Register your SSO org identifiers in Canopy so matching users are provisioned automatically, enforce SSO sign-in, and manage the provisioned-user and deny lists.

Auto-provisioning registers a customer’s single sign-on (SSO) organization identifier so that matching users are created in Synthreo automatically the first time they sign in. You can also enforce SSO, so matching users must sign in through their provider rather than with a password.

These controls appear in two places, and work the same in both:

  • Your organization - in Settings, under “SSO and Auto-Provisioning” and “SSO Access”.
  • A child customer - on the customer’s SSO / Provisioning and SSO Access tabs.

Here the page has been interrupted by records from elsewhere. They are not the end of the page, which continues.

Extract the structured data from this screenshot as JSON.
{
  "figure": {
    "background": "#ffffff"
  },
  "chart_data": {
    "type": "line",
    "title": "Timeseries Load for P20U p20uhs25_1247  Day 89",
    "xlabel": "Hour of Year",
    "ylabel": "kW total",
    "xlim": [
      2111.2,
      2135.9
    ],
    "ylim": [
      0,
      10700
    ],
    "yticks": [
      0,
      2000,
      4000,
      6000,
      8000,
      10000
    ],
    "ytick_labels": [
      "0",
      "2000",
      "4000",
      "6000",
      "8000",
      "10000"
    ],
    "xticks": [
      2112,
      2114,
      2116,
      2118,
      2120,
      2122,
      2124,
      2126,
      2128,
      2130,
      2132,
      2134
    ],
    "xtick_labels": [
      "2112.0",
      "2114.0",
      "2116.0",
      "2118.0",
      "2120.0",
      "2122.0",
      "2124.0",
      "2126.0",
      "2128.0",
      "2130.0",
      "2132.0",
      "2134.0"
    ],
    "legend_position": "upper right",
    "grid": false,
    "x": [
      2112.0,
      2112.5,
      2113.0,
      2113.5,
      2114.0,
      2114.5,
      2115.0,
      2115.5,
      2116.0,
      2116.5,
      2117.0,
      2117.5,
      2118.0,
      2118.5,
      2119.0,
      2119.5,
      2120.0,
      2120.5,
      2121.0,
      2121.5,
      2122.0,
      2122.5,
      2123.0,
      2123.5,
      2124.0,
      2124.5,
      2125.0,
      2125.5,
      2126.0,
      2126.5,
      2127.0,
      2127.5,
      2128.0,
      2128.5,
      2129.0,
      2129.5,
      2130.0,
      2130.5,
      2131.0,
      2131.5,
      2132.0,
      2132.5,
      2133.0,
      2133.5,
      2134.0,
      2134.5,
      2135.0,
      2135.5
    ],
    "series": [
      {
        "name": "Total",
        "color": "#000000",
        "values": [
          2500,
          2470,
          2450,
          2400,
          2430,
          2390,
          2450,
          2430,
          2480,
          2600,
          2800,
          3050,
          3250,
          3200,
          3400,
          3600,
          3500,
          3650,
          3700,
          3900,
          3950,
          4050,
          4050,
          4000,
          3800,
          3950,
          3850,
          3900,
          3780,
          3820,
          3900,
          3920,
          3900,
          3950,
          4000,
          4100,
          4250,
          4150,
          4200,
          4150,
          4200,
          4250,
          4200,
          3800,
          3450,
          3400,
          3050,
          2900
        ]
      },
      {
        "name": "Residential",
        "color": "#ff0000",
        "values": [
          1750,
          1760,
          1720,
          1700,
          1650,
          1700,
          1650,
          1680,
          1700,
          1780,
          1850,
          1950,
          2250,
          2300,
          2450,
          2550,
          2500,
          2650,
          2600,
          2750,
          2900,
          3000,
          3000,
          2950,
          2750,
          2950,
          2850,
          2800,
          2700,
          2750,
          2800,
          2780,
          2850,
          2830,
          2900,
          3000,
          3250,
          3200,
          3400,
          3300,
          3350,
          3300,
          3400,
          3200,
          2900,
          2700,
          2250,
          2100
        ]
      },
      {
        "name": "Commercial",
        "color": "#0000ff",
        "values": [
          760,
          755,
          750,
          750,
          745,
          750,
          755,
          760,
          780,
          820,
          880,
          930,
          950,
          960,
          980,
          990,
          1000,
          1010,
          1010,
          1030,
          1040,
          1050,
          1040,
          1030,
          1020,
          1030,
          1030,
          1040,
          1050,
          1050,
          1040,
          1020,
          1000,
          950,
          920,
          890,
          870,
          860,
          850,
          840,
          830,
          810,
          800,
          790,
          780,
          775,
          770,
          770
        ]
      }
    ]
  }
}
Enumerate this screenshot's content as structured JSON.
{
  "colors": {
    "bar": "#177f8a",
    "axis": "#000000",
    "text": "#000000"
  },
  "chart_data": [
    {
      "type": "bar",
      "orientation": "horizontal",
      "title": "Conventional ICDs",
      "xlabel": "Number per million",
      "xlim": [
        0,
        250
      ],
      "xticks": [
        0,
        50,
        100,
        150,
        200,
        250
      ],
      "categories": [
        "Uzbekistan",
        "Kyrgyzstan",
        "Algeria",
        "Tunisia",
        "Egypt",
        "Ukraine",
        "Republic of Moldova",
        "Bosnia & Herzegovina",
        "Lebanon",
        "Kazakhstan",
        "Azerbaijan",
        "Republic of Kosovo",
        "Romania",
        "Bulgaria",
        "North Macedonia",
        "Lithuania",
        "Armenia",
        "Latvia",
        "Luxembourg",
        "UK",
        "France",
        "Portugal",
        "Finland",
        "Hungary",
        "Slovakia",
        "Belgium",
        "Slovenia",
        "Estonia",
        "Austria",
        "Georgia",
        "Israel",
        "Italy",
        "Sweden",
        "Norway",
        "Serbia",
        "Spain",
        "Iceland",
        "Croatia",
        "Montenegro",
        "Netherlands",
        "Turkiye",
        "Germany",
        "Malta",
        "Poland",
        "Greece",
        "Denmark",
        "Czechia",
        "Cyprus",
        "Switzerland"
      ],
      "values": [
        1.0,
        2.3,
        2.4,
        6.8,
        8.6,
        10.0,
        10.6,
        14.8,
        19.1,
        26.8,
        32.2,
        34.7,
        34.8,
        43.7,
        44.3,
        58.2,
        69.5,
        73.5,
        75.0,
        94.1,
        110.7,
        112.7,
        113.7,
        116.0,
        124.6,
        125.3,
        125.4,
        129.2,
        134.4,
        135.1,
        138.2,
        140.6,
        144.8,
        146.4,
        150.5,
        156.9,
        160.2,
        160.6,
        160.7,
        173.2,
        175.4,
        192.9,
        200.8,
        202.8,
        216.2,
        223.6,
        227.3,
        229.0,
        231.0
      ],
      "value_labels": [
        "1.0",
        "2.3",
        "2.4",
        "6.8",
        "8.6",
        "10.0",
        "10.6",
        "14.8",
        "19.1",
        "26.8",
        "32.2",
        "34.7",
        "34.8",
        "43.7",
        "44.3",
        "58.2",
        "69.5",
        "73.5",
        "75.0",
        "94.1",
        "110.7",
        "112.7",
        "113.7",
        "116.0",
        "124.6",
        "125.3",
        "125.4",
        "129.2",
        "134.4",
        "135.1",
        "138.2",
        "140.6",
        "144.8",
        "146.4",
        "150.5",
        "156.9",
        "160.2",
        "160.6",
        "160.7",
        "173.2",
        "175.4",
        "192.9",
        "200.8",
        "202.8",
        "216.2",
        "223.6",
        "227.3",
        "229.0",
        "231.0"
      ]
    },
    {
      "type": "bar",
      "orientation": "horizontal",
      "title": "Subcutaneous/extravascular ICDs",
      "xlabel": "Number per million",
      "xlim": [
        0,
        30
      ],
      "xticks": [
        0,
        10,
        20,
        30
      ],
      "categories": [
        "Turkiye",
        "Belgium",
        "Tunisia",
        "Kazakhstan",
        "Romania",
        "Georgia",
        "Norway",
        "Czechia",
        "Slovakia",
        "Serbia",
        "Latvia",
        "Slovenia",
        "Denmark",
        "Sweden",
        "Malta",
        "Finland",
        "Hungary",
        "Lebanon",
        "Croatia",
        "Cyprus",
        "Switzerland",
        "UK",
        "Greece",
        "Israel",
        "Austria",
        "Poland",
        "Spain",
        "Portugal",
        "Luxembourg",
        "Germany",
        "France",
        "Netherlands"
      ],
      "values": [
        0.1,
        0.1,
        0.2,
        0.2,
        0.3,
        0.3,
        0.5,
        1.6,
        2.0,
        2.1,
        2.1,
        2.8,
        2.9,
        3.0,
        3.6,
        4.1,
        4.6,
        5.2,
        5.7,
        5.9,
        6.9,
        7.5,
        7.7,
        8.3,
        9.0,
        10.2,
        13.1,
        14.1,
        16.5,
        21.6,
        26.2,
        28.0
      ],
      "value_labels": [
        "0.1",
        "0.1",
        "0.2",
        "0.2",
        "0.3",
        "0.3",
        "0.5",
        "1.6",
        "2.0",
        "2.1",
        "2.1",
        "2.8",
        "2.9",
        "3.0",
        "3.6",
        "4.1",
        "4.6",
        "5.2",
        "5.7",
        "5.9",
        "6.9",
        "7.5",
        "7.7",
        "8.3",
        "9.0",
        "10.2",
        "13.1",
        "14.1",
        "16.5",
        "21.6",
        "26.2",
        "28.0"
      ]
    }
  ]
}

See Adding a New Customer.

A provisioning rule maps an SSO organization to your Synthreo tenant. Select Add rule and fill in the dialog:

FieldWhat to enter
NameA label for the rule (for example, “Contoso (Entra)”).
ProviderThe SSO provider. Microsoft (Entra) is supported.
IdentifierThe provider’s organization identifier. For Microsoft, this is the Directory (tenant) ID - the GUID shown under Microsoft Entra ID in the Azure portal (for example, 00000000-0000-0000-0000-000000000000).
Granted appsWhich apps provisioned users receive. ThreoAI is always included; Builder and Canopy are optional.
Create disabledSave the rule without applying it yet.

Select Create to save. Rules appear in the table with their name, provider, identifier, granted apps, created date, and enabled state.

Add Provisioning Rule dialog with Name, Provider, Identifier, and Granted apps fields


The Enforce SSO toggle stays off, and cannot be turned on, until at least one provisioning rule exists. Once a rule is in place, turn it on so that users matching a rule must sign in through their SSO provider.


The SSO Access view manages the users that auto-provisioning has created and the ones you want to keep out:

  • Active users - users auto-provisioned for this organization, with their email, provider, identifier, and when they were provisioned. Deny a user to block re-provisioning on their next sign-in.
  • Denied emails - the block list. Block email adds an address; the list shows when each was blocked and why. Allowing an email re-enables provisioning on that person’s next sign-in.